Listening isn’t a soft skill it’s a strategic advantage. According to the Harvard Business Review and the Center for Creative Leadership, listening ranks as one of the most critical and underdeveloped leadership skills.
We’ve all heard about “active listening,” but there’s a powerful dimension of listening that often gets overlooked: validation.
When people are navigating uncertainty or emotionally charged situations, emotions can cloud logic. Telling someone to “calm down” or “be rational” doesn’t help. What does? Helping them feel heard, accepted, and appreciated so they can work through what they’re feeling and move forward with clarity.
Validation helps meet three essential human needs:
- To be heard (not just listened to)
- To feel understood and accepted
- To be appreciated as a whole person, not just a role or problem
And here’s the leadership truth: when people feel heard and understood, trust increases, conflict decreases, and collaboration improves. Especially in times of change, this is a skill worth mastering.

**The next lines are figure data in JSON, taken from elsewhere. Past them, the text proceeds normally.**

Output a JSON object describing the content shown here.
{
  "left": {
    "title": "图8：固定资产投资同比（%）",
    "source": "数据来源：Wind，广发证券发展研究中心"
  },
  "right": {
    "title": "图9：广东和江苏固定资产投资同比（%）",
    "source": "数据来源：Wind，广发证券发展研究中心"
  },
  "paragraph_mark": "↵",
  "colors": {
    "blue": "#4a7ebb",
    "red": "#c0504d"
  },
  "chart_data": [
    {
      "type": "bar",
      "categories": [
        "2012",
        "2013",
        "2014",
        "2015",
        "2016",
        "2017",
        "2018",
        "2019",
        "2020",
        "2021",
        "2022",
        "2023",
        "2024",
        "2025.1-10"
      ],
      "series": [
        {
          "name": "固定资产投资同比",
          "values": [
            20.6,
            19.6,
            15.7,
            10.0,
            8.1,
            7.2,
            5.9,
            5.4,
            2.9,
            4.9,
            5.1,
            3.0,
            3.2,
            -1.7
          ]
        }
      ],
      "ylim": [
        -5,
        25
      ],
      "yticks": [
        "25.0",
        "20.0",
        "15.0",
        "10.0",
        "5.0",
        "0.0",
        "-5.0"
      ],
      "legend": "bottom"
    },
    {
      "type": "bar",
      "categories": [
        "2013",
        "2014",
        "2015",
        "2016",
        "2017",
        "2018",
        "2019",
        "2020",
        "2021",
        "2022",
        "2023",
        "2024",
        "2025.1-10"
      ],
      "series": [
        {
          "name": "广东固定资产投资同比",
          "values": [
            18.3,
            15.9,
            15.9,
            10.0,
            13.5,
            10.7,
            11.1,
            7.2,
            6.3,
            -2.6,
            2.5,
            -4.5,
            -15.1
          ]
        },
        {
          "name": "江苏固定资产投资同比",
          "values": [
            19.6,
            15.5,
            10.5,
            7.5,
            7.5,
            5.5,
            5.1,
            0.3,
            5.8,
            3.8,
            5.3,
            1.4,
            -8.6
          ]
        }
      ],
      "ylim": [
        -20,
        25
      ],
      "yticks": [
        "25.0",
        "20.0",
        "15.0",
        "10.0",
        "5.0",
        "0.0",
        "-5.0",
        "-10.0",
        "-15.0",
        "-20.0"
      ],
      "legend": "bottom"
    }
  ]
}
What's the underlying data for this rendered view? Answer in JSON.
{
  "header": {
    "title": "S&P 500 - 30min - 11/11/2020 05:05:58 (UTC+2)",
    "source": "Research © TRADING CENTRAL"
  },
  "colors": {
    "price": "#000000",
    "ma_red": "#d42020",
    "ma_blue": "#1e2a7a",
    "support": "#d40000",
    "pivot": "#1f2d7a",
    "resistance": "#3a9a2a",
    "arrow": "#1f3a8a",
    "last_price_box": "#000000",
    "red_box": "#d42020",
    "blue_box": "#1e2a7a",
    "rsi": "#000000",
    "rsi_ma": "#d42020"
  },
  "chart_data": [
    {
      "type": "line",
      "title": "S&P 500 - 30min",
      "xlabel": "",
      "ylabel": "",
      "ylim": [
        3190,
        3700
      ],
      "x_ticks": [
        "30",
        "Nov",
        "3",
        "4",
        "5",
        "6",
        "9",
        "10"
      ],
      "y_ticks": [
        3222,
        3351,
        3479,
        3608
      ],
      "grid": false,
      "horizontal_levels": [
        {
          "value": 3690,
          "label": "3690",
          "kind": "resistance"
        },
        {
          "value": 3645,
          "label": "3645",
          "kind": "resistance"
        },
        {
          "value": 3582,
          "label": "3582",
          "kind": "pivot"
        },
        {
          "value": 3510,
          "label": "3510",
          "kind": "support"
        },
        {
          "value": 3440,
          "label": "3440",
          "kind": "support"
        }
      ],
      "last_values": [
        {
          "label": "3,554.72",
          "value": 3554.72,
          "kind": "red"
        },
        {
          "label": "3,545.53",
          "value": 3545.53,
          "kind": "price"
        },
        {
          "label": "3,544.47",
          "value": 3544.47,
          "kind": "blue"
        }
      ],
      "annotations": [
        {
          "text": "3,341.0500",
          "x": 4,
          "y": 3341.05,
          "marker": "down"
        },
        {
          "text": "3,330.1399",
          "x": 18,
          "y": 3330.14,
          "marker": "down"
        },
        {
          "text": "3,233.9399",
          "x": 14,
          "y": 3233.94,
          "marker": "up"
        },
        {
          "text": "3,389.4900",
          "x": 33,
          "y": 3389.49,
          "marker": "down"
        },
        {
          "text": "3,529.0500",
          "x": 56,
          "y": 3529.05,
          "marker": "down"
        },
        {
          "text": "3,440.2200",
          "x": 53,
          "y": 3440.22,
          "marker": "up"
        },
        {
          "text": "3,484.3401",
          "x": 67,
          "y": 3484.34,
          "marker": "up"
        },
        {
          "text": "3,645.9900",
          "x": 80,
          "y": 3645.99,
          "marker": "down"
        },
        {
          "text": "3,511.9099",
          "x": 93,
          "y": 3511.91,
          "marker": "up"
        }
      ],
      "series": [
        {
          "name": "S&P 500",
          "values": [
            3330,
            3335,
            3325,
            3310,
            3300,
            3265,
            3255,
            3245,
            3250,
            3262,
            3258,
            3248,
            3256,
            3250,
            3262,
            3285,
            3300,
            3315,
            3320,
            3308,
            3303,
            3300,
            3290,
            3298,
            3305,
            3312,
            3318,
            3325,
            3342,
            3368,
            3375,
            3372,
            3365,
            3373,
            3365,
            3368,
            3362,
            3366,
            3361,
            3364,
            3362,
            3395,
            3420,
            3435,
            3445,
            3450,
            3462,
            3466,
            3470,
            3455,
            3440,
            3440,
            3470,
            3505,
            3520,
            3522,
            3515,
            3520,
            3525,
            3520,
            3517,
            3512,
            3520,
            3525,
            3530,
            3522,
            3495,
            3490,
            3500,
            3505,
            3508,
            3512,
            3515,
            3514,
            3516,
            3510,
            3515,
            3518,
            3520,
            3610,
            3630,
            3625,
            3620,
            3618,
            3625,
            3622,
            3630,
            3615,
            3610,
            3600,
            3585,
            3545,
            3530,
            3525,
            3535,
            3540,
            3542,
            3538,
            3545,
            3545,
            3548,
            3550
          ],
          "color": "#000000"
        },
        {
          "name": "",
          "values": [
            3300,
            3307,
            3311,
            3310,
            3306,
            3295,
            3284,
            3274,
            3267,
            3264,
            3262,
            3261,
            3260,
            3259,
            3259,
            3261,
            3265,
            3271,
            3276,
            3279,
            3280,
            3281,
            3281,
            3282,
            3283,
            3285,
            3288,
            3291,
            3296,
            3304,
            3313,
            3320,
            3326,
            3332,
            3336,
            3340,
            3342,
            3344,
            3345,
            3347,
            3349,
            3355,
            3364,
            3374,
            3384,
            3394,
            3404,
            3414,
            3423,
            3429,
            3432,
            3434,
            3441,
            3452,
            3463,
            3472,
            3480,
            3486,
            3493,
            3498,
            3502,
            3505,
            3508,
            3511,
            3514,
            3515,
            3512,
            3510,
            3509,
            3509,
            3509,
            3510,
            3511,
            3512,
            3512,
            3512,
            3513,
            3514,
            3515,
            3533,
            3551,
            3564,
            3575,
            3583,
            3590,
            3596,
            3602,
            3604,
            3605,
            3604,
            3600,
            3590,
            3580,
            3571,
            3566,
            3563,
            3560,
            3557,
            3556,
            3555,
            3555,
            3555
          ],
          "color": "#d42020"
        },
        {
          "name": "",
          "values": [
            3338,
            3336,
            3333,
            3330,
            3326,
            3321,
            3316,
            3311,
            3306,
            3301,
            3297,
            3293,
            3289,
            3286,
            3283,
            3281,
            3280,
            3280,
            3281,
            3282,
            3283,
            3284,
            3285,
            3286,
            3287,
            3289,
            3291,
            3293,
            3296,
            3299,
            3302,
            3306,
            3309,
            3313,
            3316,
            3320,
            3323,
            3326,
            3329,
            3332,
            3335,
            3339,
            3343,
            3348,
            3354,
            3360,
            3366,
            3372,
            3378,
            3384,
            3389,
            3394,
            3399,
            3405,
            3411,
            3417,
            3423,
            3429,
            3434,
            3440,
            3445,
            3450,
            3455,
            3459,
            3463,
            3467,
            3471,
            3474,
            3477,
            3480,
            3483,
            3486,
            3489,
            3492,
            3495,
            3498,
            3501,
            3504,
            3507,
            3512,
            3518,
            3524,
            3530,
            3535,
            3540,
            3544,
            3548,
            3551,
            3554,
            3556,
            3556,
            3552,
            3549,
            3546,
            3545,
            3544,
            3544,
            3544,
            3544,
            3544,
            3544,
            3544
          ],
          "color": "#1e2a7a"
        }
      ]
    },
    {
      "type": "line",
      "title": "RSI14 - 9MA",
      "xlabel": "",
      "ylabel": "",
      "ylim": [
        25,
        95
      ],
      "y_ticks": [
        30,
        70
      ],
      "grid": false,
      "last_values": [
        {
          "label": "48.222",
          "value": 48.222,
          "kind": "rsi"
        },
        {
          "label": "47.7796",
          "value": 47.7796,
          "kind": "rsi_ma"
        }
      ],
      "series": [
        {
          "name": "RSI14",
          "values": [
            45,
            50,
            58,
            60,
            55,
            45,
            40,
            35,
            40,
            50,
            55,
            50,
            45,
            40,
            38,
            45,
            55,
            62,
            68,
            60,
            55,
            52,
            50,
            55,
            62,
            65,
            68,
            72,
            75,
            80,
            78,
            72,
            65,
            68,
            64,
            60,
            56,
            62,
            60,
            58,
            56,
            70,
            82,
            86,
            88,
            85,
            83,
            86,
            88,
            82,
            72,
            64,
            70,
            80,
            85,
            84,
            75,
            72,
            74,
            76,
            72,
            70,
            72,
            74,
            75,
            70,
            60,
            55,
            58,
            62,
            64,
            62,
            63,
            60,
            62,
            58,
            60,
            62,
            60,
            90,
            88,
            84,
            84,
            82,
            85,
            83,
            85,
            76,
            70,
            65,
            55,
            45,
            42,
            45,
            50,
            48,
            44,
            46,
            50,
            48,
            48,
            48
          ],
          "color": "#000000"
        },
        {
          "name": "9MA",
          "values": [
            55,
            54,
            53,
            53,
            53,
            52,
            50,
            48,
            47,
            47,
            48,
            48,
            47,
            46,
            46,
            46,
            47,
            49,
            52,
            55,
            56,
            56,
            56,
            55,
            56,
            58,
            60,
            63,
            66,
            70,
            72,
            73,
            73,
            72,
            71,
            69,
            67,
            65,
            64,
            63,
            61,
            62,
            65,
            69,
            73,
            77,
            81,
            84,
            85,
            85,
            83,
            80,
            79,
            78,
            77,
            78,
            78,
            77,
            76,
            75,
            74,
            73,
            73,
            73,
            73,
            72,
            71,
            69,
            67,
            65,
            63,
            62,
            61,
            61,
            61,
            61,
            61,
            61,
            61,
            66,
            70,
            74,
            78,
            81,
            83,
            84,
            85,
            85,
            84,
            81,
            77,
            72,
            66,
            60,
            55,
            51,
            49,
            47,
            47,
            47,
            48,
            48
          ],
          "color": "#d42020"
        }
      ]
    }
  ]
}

Listening opens the door. Validation invites people to walk through it.
Listening is receiving information.
Validation is responding with recognition.
Together, they create an experience where people feel safe, valued, and seen. That’s the foundation for engagement and performance.
The Process of Validation
Use these five steps in your next one-on-one or team conversation:
- Listen empathetically – Tune into the emotion behind the words.
- Seek to understand – Clarify their perspective before offering yours.
- Validate the emotion – Let them know their feelings are valid. Say, “That makes sense.”
- Get curious – Ask, “How are you feeling about all this?” or “I imagine you might feel ___, is that right?”
- Offer justification – Normalize the emotion: “Anyone going through that would feel frustrated.”
This isn’t about fixing, it’s about freeing people to process and move forward.
Here’s how you can start practicing validation this week:
- Notice before you judge. Pay attention to your own emotions and others’.
- Give your full attention. Eliminate distractions, including mental ones.
- Match their energy. Don’t go hyper when they’re hurting. Don’t go flat when they’re energized.
- Humanize the person. Imagine their story. Picture them as a child with hopes, fears, and potential.
- Avoid “I know exactly how you feel.” Instead try, “I sense that you may be feeling…”
- Resist advice mode. Unless asked, don’t jump in with solutions. Being present is powerful enough.
This week, consider the conversations you’re part of, not just the ones you’re leading. Are you showing up to fix or to understand? To steer or to stand with?
Validation transforms conversations, relationships, and leadership outcomes.
Try it. Practice it. And watch the impact unfold.
ACTION:
Choose one interaction where you will lead with listening.
Not to fix.
Not to advise.
Just to understand.
Afterward, reflect: What changed in the conversation because you truly listened?
“Being heard is so close to being loved that for the average person, they are almost indistinguishable.”